Sunday, August 29, 2010

Extra Aside Bar -- From the editor

The immediacy of a blog makes the subject of this post seem a little outdated, but we'd normally be addressing the SLA conference in New Orleans in the Summer issue and I didn't want it to go unmentioned.

My SLA experience was largely colored by the fact that I was wheelchair-bound thanks not to a parachuting accident but sheer clumsiness the week before. A special thanks to Amy Disch for helping me get around, as well as the random librarians I met along the way who volunteered to help push me here and there.

This year, the sessions to me seemed more informative than full of whiz-bang ideas to take back to your shop. Not that this is a bad thing; I still learned a lot.

The conference really started up Sunday night with the annual News Division Silent Auction and Networking Reception -- if you could find it. Just like rumors on the internet, news researchers had to separate tales of the real room number from the false reports. We thought we could just follow the noise, but with fewer of us present than in years past, we had to get to the right floor first. Then, the fun began and the goodies were bidded upon and won.

Bright and early on Monday, at Reality Check: Adapting to changes in media and dissemination, Angie Holan told us about and then Marcus Zillman told us about his bots and deep web research. Later, Tom Corbett, executive director of Cushing Academy's library, discussed how his facility went all-electronic at The All-Digital School Library: Managing Electronic Resources.

I moderated Evolving Roles: Conversations in the Round, a session co-sponsored with the Knowledge Management Division.
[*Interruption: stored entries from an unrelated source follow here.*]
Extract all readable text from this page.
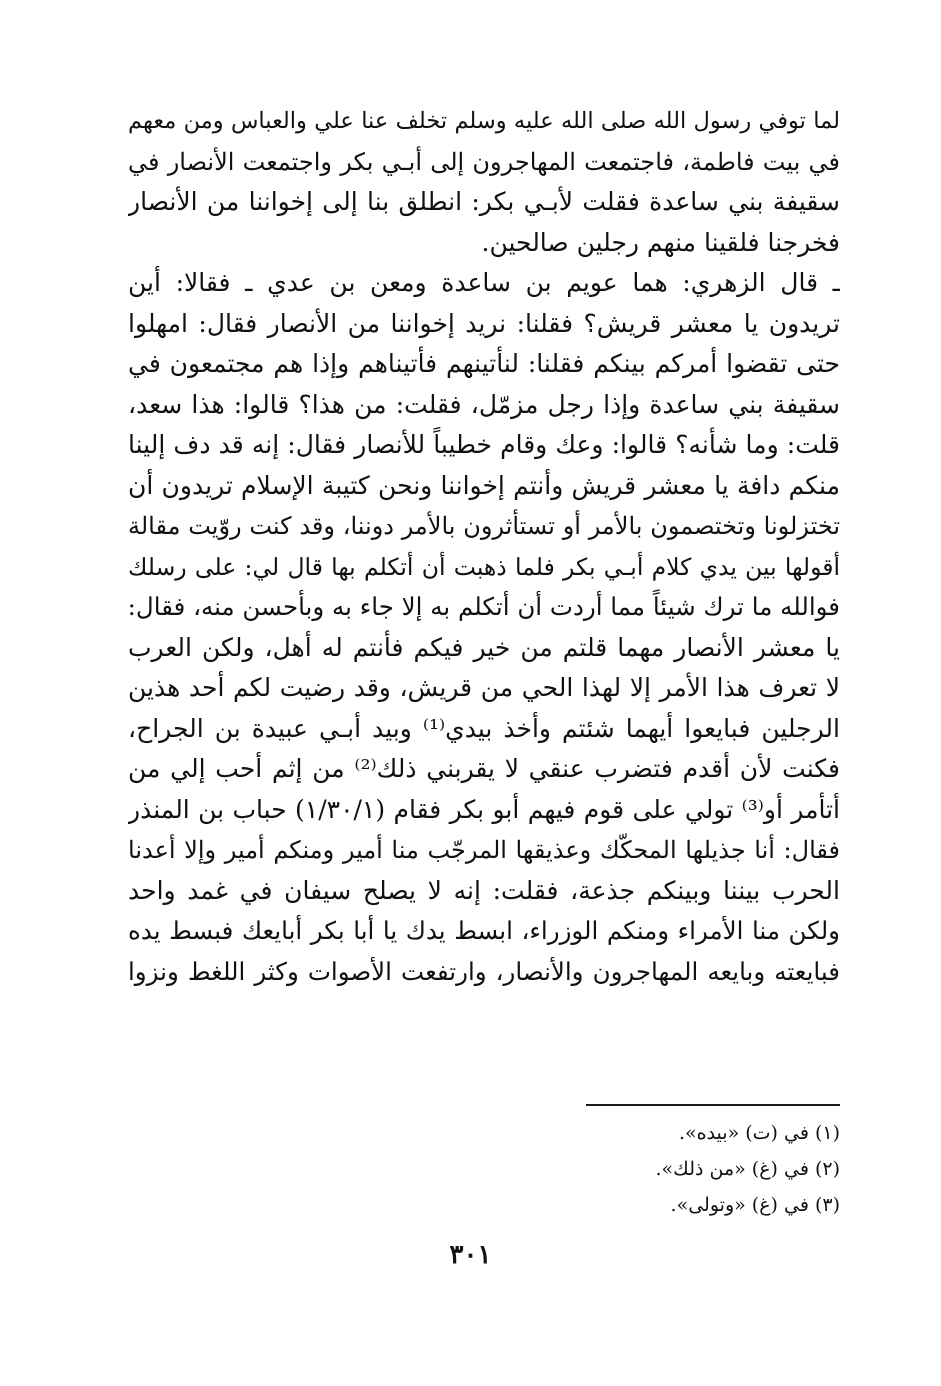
لما توفي رسول الله صلى الله عليه وسلم تخلف عنا علي والعباس ومن معهم
في بيت فاطمة، فاجتمعت المهاجرون إلى أبـي بكر واجتمعت الأنصار في
سقيفة بني ساعدة فقلت لأبـي بكر: انطلق بنا إلى إخواننا من الأنصار
فخرجنا فلقينا منهم رجلين صالحين.
ـ قال الزهري: هما عويم بن ساعدة ومعن بن عدي ـ فقالا: أين
تريدون يا معشر قريش؟ فقلنا: نريد إخواننا من الأنصار فقال: امهلوا
حتى تقضوا أمركم بينكم فقلنا: لنأتينهم فأتيناهم وإذا هم مجتمعون في
سقيفة بني ساعدة وإذا رجل مزمّل، فقلت: من هذا؟ قالوا: هذا سعد،
قلت: وما شأنه؟ قالوا: وعك وقام خطيباً للأنصار فقال: إنه قد دف إلينا
منكم دافة يا معشر قريش وأنتم إخواننا ونحن كتيبة الإسلام تريدون أن
تختزلونا وتختصمون بالأمر أو تستأثرون بالأمر دوننا، وقد كنت روّيت مقالة
أقولها بين يدي كلام أبـي بكر فلما ذهبت أن أتكلم بها قال لي: على رسلك
فوالله ما ترك شيئاً مما أردت أن أتكلم به إلا جاء به وبأحسن منه، فقال:
يا معشر الأنصار مهما قلتم من خير فيكم فأنتم له أهل، ولكن العرب
لا تعرف هذا الأمر إلا لهذا الحي من قريش، وقد رضيت لكم أحد هذين
الرجلين فبايعوا أيهما شئتم وأخذ بيدي⁽¹⁾ وبيد أبـي عبيدة بن الجراح،
فكنت لأن أقدم فتضرب عنقي لا يقربني ذلك⁽²⁾ من إثم أحب إلي من
أتأمر أو⁽³⁾ تولي على قوم فيهم أبو بكر فقام (١/٣٠/١) حباب بن المنذر
فقال: أنا جذيلها المحكّك وعذيقها المرجّب منا أمير ومنكم أمير وإلا أعدنا
الحرب بيننا وبينكم جذعة، فقلت: إنه لا يصلح سيفان في غمد واحد
ولكن منا الأمراء ومنكم الوزراء، ابسط يدك يا أبا بكر أبايعك فبسط يده
فبايعته وبايعه المهاجرون والأنصار، وارتفعت الأصوات وكثر اللغط ونزوا
(١) في (ت) «بيده».
(٢) في (غ) «من ذلك».
(٣) في (غ) «وتولى».
٣٠١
Karen Huffman of the National Geographic Society, Cindy Hill of Hill Information Consulting Group, Jessica Baumgart (lately of Needle) and I all discussed how the role of librarian has changed over time and what we see for its future. We also took questions from the audience and had a great discussion. Thanks to Jane Dysart and Donna Scheeder for helping get the conversation started.

Despite the rain Monday afternoon, we were still able to celebrate our award winners that night at the News Division Banquet in the beautiful atrium of the St. Louis French Quarter Hotel. We enjoyed fabulous food and drink, networked with our colleagues and heard great speeches and stories about Linda Henderson, winner of the 2010 Joseph F. Kwapil Memorial Award, and Justin Scroggs and Jennifer Evert, winners of the 2010 Agnes Henebry Roll of Honor Award.

Tuesday morning, Brian Hamman of the New York Times taught us a little about programming and APIs at the mini-CE course, Introduction for Computer Programming for Info Pros. I would have loved to have had more time on this topic.

Next was a discussion of a newspaper digitization project at Louisiana State University in the Louisiana Newspapers: Microfilm Digitization Project session. Then, famed presenter Mary Ellen Bates shared ideas and strategies for Enabling Inherent Knowledge. I loved her descriptions of wikielves (general maintenance), wikifairies (make things pretty) and wikignomes (keep things tidy). But how about wikitrolls, who just like to post negative things?

Making us all feel old, the enthusiastic Ben Ilfield and Geoff Samek, co-founders of Sacramento Press, an all-local and all-electronic news organization, discussed how their site came to be and their methods of news-gathering. Their community presence is to be commended, even if it is a little more casual than our corporate parents would probably prefer.

New Orleans was a welcoming city, even if it rained a lot (but that is June for you). If you weren't able to attend SLA, I still suggest you visit New Orleans. I was there about a year after Katrina, and given that it's the fifth anniversary, I can tell you that the condition of the city has greatly improved. The tourist areas are fine and everyone is so friendly and happy to see you.

--Julie Domel

Sunday, August 15, 2010

Aside Bar -- From the Editor

Welcome to the next incarnation of News Library News!

With the troubles in our industry, the News Division has been shrinking, and with it our budget. As a result, we cannot afford to publish News Library News, even as a pdf anymore.

When the Division board met at SLA in New Orleans in June, they decided to try moving the content to NewsliBlog, whose content had become less regular over time.

Your Summer 2010 issue would be coming out about now, so here I am with the editor's column to start us out. Instead of receiving all of your content at once in a newsletter format, we'll be posting all of the usual features on a rotating basis. The content can be more timely and our contributors can even post more often, if they choose.

Plus, if you have an idea for content -- one-off posts are fine! -- you are welcome to run it by me and become a contributor yourself. Since this is a blog, it'll be a little less formal in style and length and more conducive to links and other such techie stuff.

I'm specifically interested in content from SLA in New Orleans. If you went to a cool session, especially a News Division program, and want to tell us about it, let me know ASAP. I'll be posting my own comments about SLA in the days to come.